If faith is the light for our journey hope is our drink. We encounter this telling image precisely in the Johannine Gospel, in the Samaritan woman’s account. There, when Jesus is asking her for a drink he is referring to the Holy Spirit whom he will give in abundance through the paschal mystery, bestowing a hope that does not disappoint (no.2). Jesus’ hope is the truth hope because it goes beyond our fallible human calculations enter God’s way of seeing things. Principally, as the Holy Father tells us, hope is receiving from his [Jesus’] open heart the Father’s forgiveness (no.2).
The hope Lent gives is one wherein we turn back to God who patiently continues to care for his creation which we have often mistreated (cf. Laudato Si’, 32-33; 43-44) (no.2). Hope also translates itself into reconciliation and forgiveness to others which is the result of the forgiveness we receive when we go to the sacrament of confession. “Be reconciled to God” (2 Cor 5:20). By receiving forgiveness in the sacrament that lies at the heart of our process of conversion, we in turn can spread forgiveness to others. Having received forgiveness ourselves, we can offer it through our willingness to enter into attentive dialogue with others and to give comfort to those experiencing sorrow and pain. God’s forgiveness, offered also through our words and actions, enables us to experience an Easter of fraternity (no.2). Finally hope is furthermore given through words of comfort and consolation we offer to each other. may we be increasingly concerned with “speaking words of comfort, strength, consolation and encouragement, and not words that demean, sadden, anger or show scorn” (Fratelli Tutti, 223). In order to give hope to others, it is sometimes enough simply to be kind, to be “willing to set everything else aside in order to show interest, to give the gift of a smile, to speak a word of encouragement, to listen amid general indifference” (ibid., 224) (no.2).

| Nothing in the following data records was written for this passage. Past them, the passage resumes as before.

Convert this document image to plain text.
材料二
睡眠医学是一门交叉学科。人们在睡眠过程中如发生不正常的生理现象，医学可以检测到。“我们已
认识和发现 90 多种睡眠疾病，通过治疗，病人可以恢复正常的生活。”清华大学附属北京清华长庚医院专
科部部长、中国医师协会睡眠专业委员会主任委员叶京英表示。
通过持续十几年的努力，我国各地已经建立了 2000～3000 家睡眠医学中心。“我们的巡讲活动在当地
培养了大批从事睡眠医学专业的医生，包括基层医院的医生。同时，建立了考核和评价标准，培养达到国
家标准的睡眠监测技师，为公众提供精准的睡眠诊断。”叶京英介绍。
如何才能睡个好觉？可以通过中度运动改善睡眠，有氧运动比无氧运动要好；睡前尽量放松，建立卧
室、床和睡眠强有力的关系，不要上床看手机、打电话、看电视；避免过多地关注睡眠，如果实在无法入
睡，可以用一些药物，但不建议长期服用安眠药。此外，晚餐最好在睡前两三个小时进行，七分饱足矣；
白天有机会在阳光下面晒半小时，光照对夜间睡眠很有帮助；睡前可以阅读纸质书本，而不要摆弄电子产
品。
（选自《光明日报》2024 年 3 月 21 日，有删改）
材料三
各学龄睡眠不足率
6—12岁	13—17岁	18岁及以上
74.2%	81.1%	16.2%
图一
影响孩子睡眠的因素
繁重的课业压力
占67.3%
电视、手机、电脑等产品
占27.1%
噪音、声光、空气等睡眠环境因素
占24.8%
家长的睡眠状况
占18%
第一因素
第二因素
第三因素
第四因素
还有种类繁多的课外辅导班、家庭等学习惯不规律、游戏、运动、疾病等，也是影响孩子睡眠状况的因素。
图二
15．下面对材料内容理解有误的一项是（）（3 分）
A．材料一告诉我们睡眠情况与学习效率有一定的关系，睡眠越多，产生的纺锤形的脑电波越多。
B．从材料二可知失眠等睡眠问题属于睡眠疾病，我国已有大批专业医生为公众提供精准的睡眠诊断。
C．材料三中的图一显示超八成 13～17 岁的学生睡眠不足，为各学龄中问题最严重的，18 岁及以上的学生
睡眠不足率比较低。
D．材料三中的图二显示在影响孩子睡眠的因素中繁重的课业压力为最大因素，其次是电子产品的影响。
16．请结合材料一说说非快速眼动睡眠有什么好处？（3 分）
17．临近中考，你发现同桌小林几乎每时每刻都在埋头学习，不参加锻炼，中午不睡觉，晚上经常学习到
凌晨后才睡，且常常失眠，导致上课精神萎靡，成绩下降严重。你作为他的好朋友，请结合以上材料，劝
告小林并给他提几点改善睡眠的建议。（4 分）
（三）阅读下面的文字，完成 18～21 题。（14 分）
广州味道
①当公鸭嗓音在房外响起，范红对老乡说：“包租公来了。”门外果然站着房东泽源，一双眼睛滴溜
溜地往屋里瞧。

The hope that is the result of the recollection and silent prayer, which offers to us both inspiration and internal light, should be made visible through love. The apex of love is concern and compassion for all (no.3). True love rejoices in seeing others grow. Hence it suffers when others are anguished, lonely, sick, homeless, despised or in need. Love is a leap of the heart; it brings us out of ourselves and creates bonds of sharing and communion (no.3). Love is social when it makes it possible to advance towards a civilization of love, to which all of us can feel called. With its impulse to universality, love is capable of building a new world (no.3). Lastly, love is a gift that gives meaning to our lives. It enables us to view those in need as members of our own family, as friends, brothers or sisters. A small amount, if given with love, never ends, but becomes a source of life and happiness (no.3).

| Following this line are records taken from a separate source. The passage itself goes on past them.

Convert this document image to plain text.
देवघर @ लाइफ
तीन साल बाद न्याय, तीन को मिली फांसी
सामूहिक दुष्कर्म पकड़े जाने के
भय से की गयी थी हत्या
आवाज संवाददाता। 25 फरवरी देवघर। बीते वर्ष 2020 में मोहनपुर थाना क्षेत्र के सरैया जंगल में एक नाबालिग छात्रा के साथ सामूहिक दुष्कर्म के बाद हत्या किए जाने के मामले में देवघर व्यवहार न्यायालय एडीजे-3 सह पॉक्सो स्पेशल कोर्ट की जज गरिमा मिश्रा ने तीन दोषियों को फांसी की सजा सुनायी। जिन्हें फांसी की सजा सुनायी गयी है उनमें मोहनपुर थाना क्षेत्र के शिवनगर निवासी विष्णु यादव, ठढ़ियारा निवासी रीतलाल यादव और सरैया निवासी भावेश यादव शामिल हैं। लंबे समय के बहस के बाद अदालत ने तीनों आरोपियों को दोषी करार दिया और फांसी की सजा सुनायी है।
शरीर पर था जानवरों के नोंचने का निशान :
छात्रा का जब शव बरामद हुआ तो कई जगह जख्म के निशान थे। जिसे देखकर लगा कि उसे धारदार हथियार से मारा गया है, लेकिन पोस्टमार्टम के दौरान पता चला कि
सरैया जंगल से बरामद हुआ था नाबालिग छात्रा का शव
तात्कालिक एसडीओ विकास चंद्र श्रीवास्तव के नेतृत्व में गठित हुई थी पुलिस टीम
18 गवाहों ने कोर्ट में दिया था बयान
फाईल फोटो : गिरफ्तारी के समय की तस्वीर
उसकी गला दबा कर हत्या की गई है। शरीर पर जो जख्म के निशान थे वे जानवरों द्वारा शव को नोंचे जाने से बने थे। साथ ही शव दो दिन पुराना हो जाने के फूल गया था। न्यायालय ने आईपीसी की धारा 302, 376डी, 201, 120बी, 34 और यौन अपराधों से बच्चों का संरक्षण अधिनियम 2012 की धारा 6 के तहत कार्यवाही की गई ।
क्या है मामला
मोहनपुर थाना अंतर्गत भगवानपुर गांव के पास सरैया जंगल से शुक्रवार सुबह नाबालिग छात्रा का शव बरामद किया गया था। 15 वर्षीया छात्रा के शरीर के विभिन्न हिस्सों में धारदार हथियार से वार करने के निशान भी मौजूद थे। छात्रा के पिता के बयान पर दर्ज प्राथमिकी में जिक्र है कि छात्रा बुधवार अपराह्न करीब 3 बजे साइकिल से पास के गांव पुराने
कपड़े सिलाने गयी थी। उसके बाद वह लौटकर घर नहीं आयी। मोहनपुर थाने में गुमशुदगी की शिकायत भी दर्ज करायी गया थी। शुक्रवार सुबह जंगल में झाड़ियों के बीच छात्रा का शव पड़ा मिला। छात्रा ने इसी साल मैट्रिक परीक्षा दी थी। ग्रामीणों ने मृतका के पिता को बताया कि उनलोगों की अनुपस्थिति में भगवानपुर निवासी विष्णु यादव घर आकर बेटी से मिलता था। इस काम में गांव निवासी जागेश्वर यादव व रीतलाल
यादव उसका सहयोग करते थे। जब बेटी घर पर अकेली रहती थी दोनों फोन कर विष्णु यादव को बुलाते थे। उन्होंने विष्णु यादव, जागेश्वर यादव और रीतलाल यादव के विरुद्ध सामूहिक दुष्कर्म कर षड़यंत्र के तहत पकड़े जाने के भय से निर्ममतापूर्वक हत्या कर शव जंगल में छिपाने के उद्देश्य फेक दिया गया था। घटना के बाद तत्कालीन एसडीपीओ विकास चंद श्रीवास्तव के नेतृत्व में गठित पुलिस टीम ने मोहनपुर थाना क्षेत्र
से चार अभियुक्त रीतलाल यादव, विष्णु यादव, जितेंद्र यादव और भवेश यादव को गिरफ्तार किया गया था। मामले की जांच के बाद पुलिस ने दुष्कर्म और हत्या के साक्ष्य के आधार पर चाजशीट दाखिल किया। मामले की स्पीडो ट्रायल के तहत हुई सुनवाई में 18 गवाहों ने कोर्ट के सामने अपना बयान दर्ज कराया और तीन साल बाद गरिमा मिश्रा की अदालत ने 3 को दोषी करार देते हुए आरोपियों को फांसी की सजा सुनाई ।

As a conclusion, to experience Lent with love means caring for those who suffer or feel abandoned and fearful because of the Covid-19 pandemic (no.3). Let us not forget what Pope Francis teaches us in his encyclical Fratelli Tutti: Only a gaze transformed by charity can enable the dignity of others to be recognized and, as a consequence, the poor to be acknowledged and valued in their dignity, respected in their identity and culture, and thus truly integrated into society (Fratelli Tutti, 187).